Mary Jirmanus, participante du Talent Campus de la Berlinale 2012

« Nous devons mieux comprendre le passé afin de réaliser des changements aujourd'hui »

Activités des Contracts de Subvention, Liban

La cinéaste libanaise Mary Jirmanus a pris part la semaine dernière à la dixième édition du Talent Campus de la Berlinale, une académie dédiée à la création et une plateforme de networking pour 350 cinéastes prometteurs en provenance du monde entier.

Avant sa venue à Berlin, Jirmanus a travaillé sur plusieurs productions, notamment pour le "Mexico Program" de la Harvard Kennedy School of Government, pour le Musée des enfants de Boston et pour la Coordinadora Nacional Campesina, un syndicat national d'agriculteurs en Équateur.

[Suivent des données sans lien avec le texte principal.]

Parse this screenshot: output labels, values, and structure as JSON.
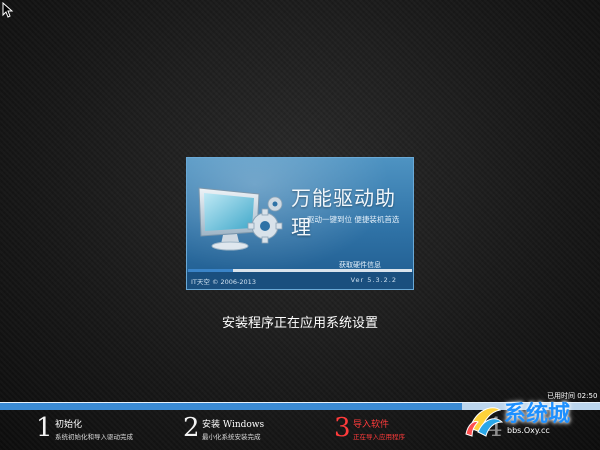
{
  "colors": {
    "accent_blue": "#3b8bd4",
    "active_red": "#ff3b3b",
    "background": "#1a1a1a"
  },
  "splash": {
    "title": "万能驱动助理",
    "tagline": "驱动一键到位 便捷装机首选",
    "hw_info": "获取硬件信息",
    "copyright": "IT天空 © 2006-2013",
    "version": "Ver 5.3.2.2",
    "progress": 0.2
  },
  "status_message": "安装程序正在应用系统设置",
  "elapsed": "已用时间 02:50",
  "overall_progress": 0.77,
  "steps": [
    {
      "num": "1",
      "title": "初始化",
      "desc": "系统初始化和导入驱动完成",
      "state": "done"
    },
    {
      "num": "2",
      "title": "安装 Windows",
      "desc": "最小化系统安装完成",
      "state": "done"
    },
    {
      "num": "3",
      "title": "导入软件",
      "desc": "正在导入应用程序",
      "state": "active"
    },
    {
      "num": "4",
      "title": "",
      "desc": "",
      "state": "pending"
    }
  ],
  "watermark": {
    "text": "系统城",
    "url": "bbs.Oxy.cc"
  }
}
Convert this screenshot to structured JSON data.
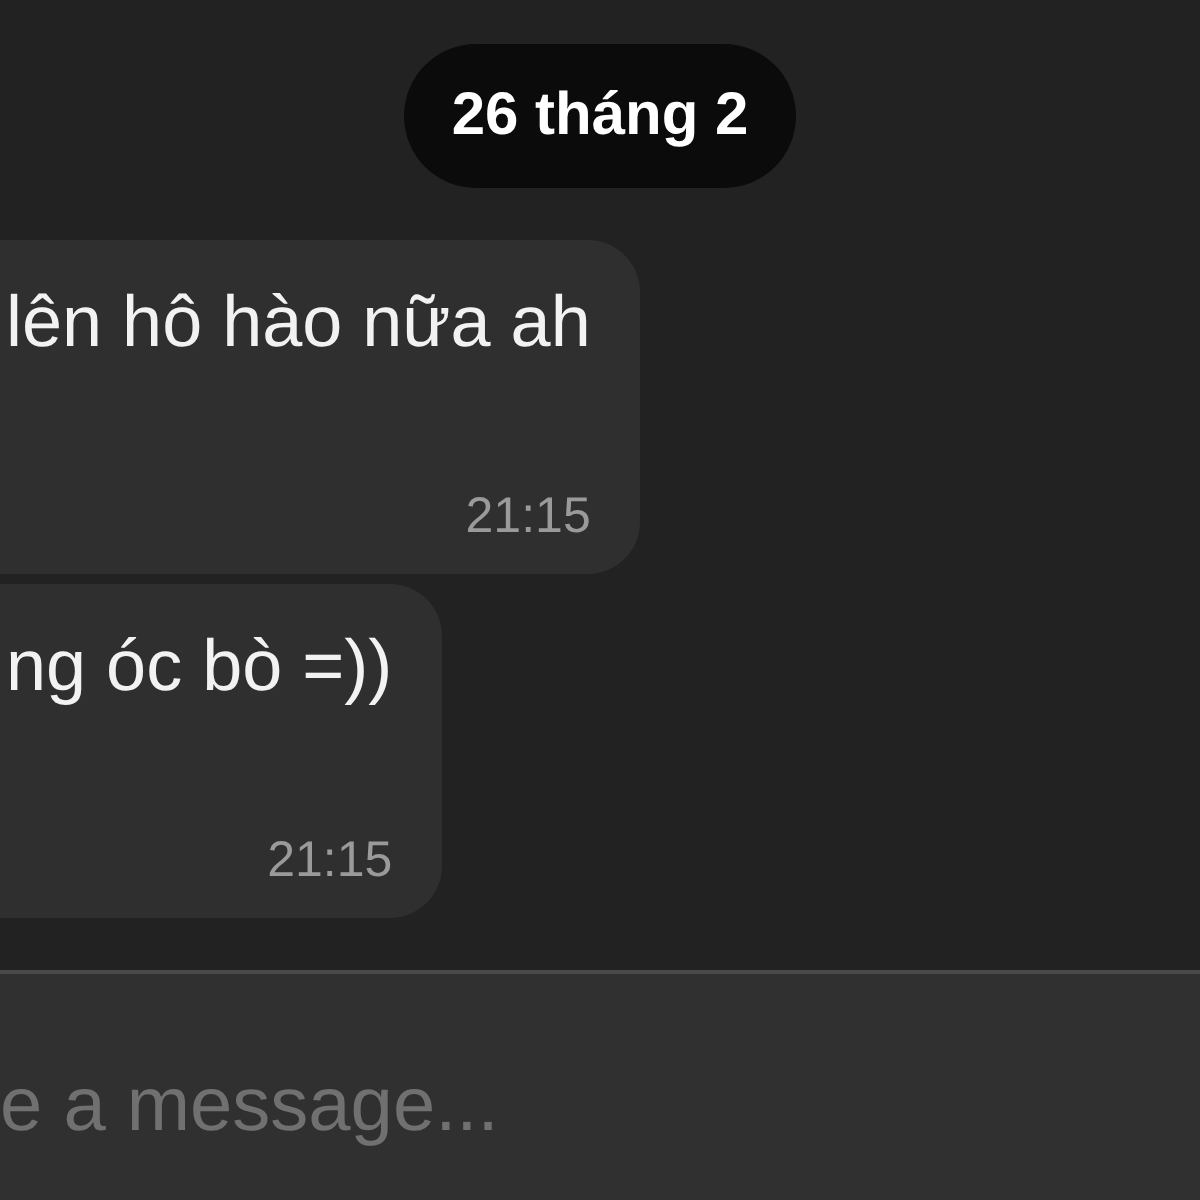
{
  "date_separator": {
    "label": "26 tháng 2"
  },
  "messages": [
    {
      "text": "lên hô hào nữa ah",
      "time": "21:15"
    },
    {
      "text": "ng óc bò =))",
      "time": "21:15"
    }
  ],
  "composer": {
    "placeholder": "e a message..."
  }
}
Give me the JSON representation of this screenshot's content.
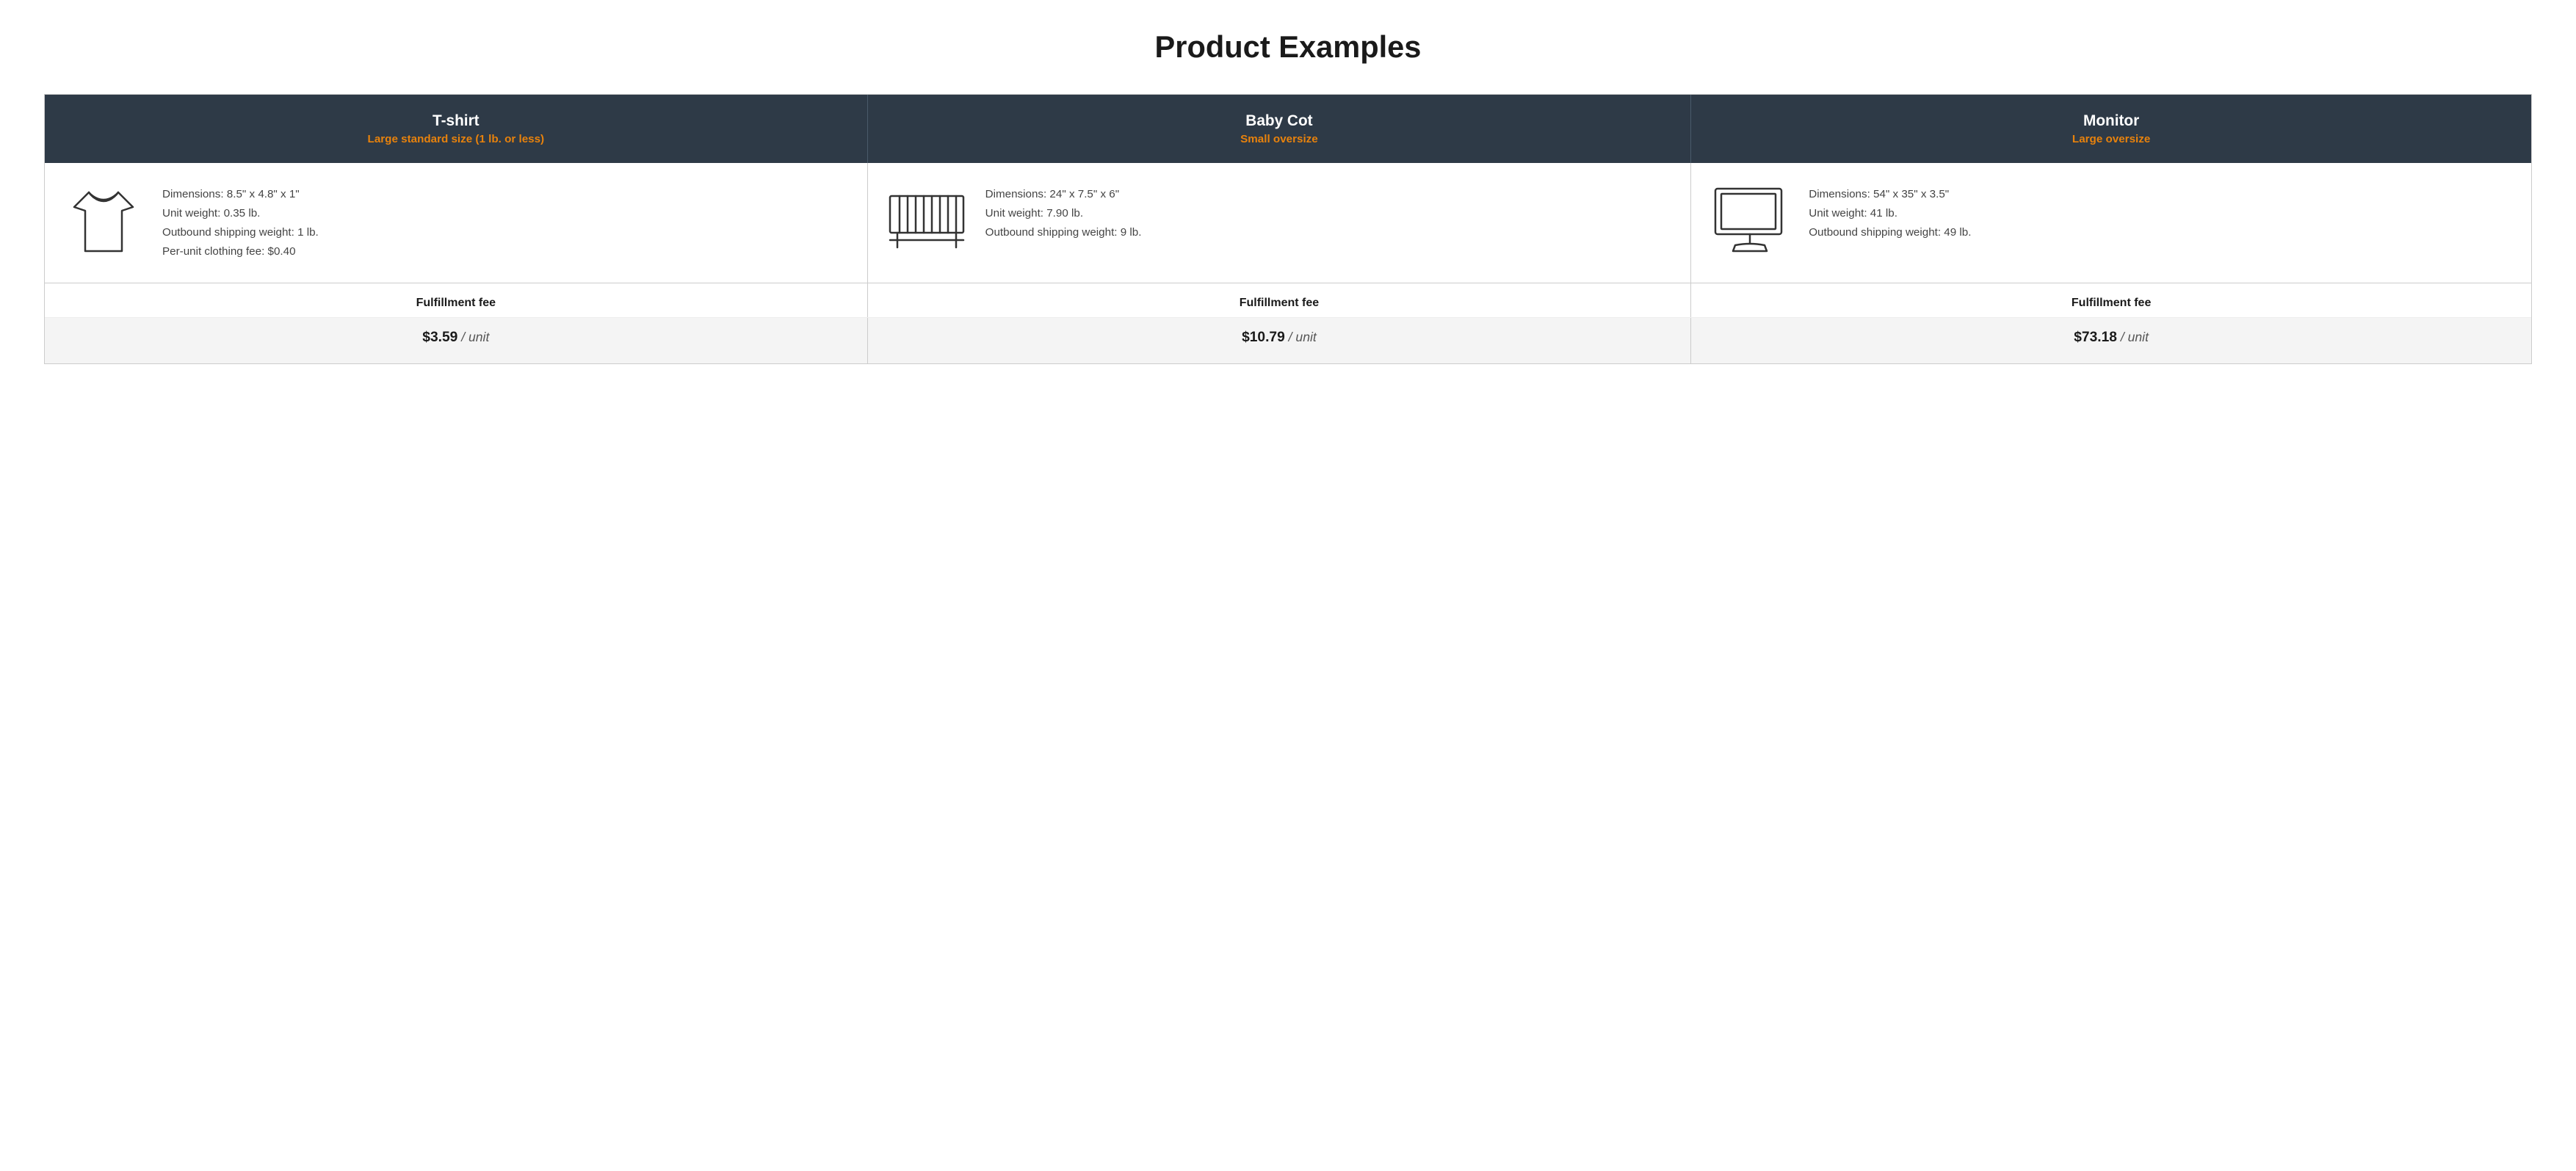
{
  "page": {
    "title": "Product Examples"
  },
  "columns": [
    {
      "product_name": "T-shirt",
      "size_label": "Large standard size (1 lb. or less)",
      "icon_type": "tshirt",
      "dimensions": "Dimensions: 8.5\" x 4.8\" x 1\"",
      "unit_weight": "Unit weight: 0.35 lb.",
      "outbound_shipping": "Outbound shipping weight: 1 lb.",
      "extra_fee": "Per-unit clothing fee: $0.40",
      "fulfillment_fee_label": "Fulfillment fee",
      "fee_amount": "$3.59",
      "fee_unit": "/ unit"
    },
    {
      "product_name": "Baby Cot",
      "size_label": "Small oversize",
      "icon_type": "cot",
      "dimensions": "Dimensions: 24\" x 7.5\" x 6\"",
      "unit_weight": "Unit weight: 7.90 lb.",
      "outbound_shipping": "Outbound shipping weight: 9 lb.",
      "extra_fee": "",
      "fulfillment_fee_label": "Fulfillment fee",
      "fee_amount": "$10.79",
      "fee_unit": "/ unit"
    },
    {
      "product_name": "Monitor",
      "size_label": "Large oversize",
      "icon_type": "monitor",
      "dimensions": "Dimensions: 54\" x 35\" x 3.5\"",
      "unit_weight": "Unit weight: 41 lb.",
      "outbound_shipping": "Outbound shipping weight: 49 lb.",
      "extra_fee": "",
      "fulfillment_fee_label": "Fulfillment fee",
      "fee_amount": "$73.18",
      "fee_unit": "/ unit"
    }
  ]
}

Elle a également produit "Via Comunidad", un programme de télévision à diffusion hebdomadaire dans le Nord de l'Equateur et mettant l'accent sur les droits agraires, l'éducation, les organismes communautaires et la culture. L'Université de Harvard, où elle a obtenu sa licence sciences sociales, l'a par ailleurs honoré en 2006 en lui octroyant une bourse pour étendre ses recherches dans le domaine des Droits de l'Homme.

Mary Jirmanus s'intéresse en particulier aux mouvements sociaux se déroulant au Moyen-Orient et en Amérique latine ainsi qu'aux collaborations transrégionales, développant une analyse critique de la tension entre la rhétorique démocratique et sa mise en pratique dans les visions des peuples pour se diriger vers un monde meilleur.

« Je m'intéresse à la nostalgie, à la mémoire historique et au mythe, mais aussi aux rêves de révolution et de transformation sociale », peut-on lire sur sa page de profil du Talent Campus de la Berlinale.

La cinéaste libanaise prépare actuellement un documentaire portant sur les mouvements sociaux des agriculteurs ayant marqué le Liban au cours des années 1960 et 1970.

Ce projet de film, qui traite de mémoire historique pour essayer de comprendre comment celle-ci se rapporte à la situation actuelle du Liban, a été sélectionné par DOCmed, un projet du Programme Euromed Audiovisuel. Elle participera donc dans le courant du mois de mars à un atelier de ce projet à Tunis.

« En comparaison avec l'industrie cinématographique américaine, il y a une [meilleure] compréhension au Liban, où ce genre d'initiatives [comme DOCmed] sont mises à disposition pour soutenir des projets qui ne seraient pas financés aux États-Unis, » explique-t-elle.